On January 8, 2011, the young, popular female Representative from Arizona’s 8th Congressional District walked forward in front of a grocery store to engage in an informal meeting with her constituents.
Almost immediately after she began talking to local voters, a man ran up to the crowd and began firing a 9-millimeter pistol at the representative. He hit 19 people, including the congresswoman. Six people died.
The congresswoman, Gabrielle “Gabby” Giffords, was shot in the head and suffered traumatic brain injuries. That was nearly 10 years ago. What has happened since then? and How is she doing today?
On that day in January, the shooter shot 33 rounds into the crowd and at Representative Giffords. One of these passed all the way through her head, from front to back, destroying all the tissue that lay in its path. Giffords was lucky that the bullet did not cross the midline of her brain, which would have undoubtedly created much more significant damage.
Giffords’ injuries, however, were very substantial. The initial injury to Giffords’ brain was complicated and exacerbated by skull fragments that penetrated her brain tissue as well, blown into her skull by the impact. In addition, one of Giffords’ eye sockets was badly damaged.
Giffords received emergency first-aid from one of her interns, Daniel Hernandez Jr, who is credited with saving her life. She was then flown to the University Medical Center of Tuscon in critical condition, where she underwent emergency surgery. The prognosis at that time for Rep. Giffords was guarded but optimistic.
The Congresswoman’s Recovery
After initially being placed in a medically induced coma, she did show signs of being awake and able to respond to commands once she was wakened.
Giffords was engaging in simple physical therapy by mid-January, just weeks after her injury. At the time, family and physicians were encouraged that she could move all her limbs and that she was breathing independently.
The congresswoman underwent several reconstructive surgeries to repair her eye socket and skull and was listed in “good” condition by the end of January. At this point, she was transferred to a rehabilitative center to work on regaining her ability to move and speak.
During the next months, Giffords would make substantial and heartening progress, with improvements in her ability to think, speak and move that placed her in the top 5 percent of patients recovering from similar injuries. Though Giffords had lost approximately 50% of sight in both of her eyes, by late April, she was walking, writing and reading. Over this time, Giffords also began to be able to speak in short phrases and was occasionally able to produce longer, more complex sentences.

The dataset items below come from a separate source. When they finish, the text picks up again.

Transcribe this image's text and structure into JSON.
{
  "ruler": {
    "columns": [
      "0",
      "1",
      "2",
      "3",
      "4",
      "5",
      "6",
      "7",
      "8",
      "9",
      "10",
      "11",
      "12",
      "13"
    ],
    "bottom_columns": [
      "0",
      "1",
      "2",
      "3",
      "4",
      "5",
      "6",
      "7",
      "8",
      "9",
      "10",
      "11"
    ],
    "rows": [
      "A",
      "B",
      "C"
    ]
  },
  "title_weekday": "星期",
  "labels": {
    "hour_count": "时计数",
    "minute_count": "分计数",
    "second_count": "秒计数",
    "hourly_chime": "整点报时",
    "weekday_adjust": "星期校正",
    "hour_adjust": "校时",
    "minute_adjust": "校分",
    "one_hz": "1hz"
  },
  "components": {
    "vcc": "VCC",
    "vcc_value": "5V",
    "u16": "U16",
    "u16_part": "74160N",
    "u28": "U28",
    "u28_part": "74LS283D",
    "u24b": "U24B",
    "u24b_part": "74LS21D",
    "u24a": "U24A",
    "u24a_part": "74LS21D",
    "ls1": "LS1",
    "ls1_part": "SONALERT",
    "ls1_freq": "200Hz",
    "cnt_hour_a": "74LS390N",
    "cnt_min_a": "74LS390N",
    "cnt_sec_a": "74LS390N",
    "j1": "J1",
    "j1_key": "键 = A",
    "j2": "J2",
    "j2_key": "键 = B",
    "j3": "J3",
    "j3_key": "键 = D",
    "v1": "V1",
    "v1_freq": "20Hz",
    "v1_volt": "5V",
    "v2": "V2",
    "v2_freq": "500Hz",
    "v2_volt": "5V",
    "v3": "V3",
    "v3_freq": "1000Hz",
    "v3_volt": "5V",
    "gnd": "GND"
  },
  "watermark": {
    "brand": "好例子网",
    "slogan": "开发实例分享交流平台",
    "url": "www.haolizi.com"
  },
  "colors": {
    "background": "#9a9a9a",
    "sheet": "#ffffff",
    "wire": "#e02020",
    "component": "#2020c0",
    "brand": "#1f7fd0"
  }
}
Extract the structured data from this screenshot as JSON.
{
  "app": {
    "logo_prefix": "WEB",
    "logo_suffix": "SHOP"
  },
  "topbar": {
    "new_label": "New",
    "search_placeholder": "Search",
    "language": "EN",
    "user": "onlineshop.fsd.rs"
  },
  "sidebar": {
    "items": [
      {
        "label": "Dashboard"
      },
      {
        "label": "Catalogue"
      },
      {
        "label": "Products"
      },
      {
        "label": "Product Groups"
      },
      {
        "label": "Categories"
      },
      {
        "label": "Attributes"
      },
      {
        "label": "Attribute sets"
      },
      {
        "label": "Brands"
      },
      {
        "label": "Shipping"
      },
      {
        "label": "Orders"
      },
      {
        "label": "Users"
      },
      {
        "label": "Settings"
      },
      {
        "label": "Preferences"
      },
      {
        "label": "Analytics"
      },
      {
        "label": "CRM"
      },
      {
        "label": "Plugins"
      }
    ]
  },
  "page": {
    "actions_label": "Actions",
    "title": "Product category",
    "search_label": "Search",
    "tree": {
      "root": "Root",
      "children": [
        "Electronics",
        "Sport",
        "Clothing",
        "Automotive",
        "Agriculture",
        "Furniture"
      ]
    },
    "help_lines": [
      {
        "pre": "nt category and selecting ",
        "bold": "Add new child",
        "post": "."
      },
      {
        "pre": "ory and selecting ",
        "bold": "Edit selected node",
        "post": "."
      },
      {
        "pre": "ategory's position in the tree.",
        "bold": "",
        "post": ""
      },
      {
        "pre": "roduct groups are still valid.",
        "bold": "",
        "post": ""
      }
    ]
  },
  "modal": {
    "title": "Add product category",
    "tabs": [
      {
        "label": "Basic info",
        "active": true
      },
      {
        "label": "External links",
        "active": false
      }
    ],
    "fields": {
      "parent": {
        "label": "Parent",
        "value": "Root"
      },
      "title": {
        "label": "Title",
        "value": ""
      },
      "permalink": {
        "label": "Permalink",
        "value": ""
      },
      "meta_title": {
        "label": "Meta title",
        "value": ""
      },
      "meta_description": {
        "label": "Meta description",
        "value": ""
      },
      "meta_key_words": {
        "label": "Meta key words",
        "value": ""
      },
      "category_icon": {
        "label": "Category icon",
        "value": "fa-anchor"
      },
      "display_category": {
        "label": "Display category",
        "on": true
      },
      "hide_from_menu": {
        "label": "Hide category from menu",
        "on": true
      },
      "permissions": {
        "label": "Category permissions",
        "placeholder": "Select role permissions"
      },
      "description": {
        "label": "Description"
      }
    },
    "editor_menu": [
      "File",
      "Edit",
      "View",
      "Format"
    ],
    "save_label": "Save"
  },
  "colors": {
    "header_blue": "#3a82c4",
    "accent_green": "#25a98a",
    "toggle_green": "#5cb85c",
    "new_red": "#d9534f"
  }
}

Giffords was released to recover at home in June of 2011 and was able to travel to her husband’s (astronaut Mark Kelly’s) launch aboard the Space Shuttle. By this point, aides reported that Giffords’s ability to understand and comprehend was “close to normal if not normal.” Her ability to speak, however, still lagged behind, and she struggled to make complete complex sentences.
In August of 2011, Giffords returned to the house floor to vote on a bill. She was walking without a cane and was able to write well left-handed (she had been right-handed before the assassination attempt).
While all of the progress that Giffords had made was impressive, she still needed significant recovery and rehabilitation near her home in Houston, and so resigned from Congress in 2012.
How Is Giffords Doing Today?
While in 2011 and 2012 Giffords was still struggling to communicate (her brain and cognitive functions were normal, but her ability to speak was still damaged), by 2016 and 2017, she showed significant improvement.
In 2016, her surgeon gave an interview in which he described Giffords’ recovery. He described how the prognosis for Giffords’ recovery was never going to be to take her back exactly back to where she was, but that she had the potential to maximize the way her brain functioned to get back to a “good,” if different place.
Giffords’ surgeon noted that the recovery for Giffords was long, arduous and tiring. He congratulated the amazing progress she had made, saying that he knew it had been a lot, but that she had clearly put in the work.
In 2017, Giffords gave a speech commemorating a naval ship named in her honor, showing off that hard work. She spoke in somewhat halting but fluent speech in full and complex sentences that showed a range of emotion and flair.
Giffords was an active campaigner and participant in the 2018 mid-term elections, working through her political action committee “Giffords: Courage to Fight Gun Violence.” She Penned an editorial for USA Today on the topic of gun violence and worked actively on the campaign trail for various candidates.
While Giffords may be in a different place, she is still a vital politician and activist, active on Twitter and working passionately to (in her words in 2019) “give voice to millions of regular Americans who didn’t used to feel like there was room for them in the gun safety debate.”
Whether or not you agree with her stance on gun control, we can all agree that Giffords’ work to recover has been impressive.